Integrated Bayesian non-parametric spatial modeling for cross-sample identification of spatially variable genes

Spatial transcriptomics has revolutionized tissue analysis by simultaneously mapping gene expression, spatial topography, and histological context across consecutive tissue sections, enabling systematic investigation of spatial heterogeneity. The detection of spatially variable (SV) genes, which are molecular signatures with position-dependent expression, provides critical insights into disease mechanisms spanning oncology, neurology, and cardiovascular research. Current methodologies, however, confront dual constraints: predominant reliance on predefined spatial pattern templates restricts detection of novel complex spatial architectures, and inconsistent sample selection strategies compromise analytical stability and biological interpretability.

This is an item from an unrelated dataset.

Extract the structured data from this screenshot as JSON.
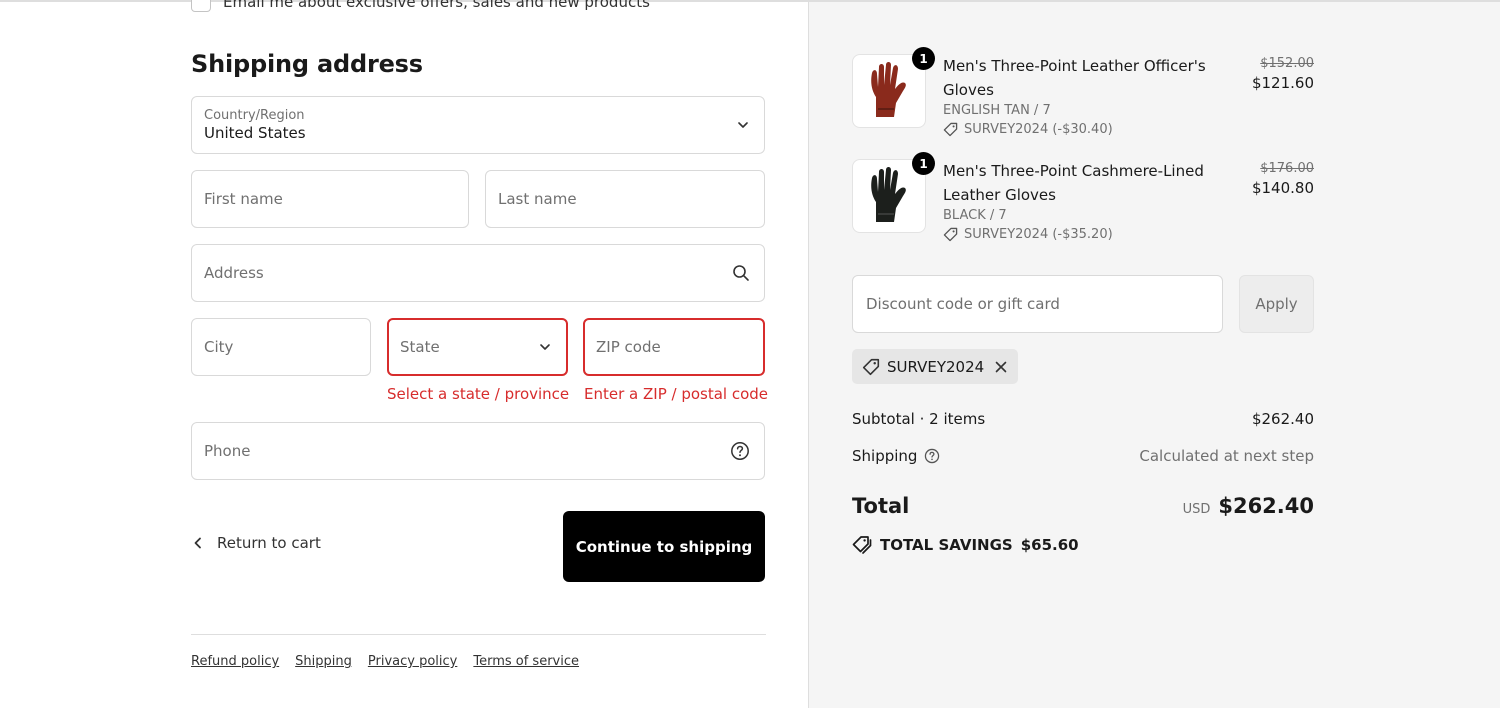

To overcome these challenges, we propose a novel Bayesian hierarchical framework incorporating non-parametric spatial modeling and across-sample integration. It takes advantage of the non-parametric technique and develops an adaptive spatial process accommodating complex pattern discovery while maintaining biological interpretability. A novel cross-sample bi-level shrinkage prior is further introduced for robust multi-sample SV gene detection, facilitating more effective information fusion. An efficient variational inference is developed for posterior inference ensuring computational scalability. Comprehensive simulations demonstrate the improved performance of our proposed method over existing analytical frameworks, and its application to DLPFC data reveals interpretable SV genes whose spatial patterns delineate neuroanatomically relevant clusters and gradients, advancing brain transcriptomics.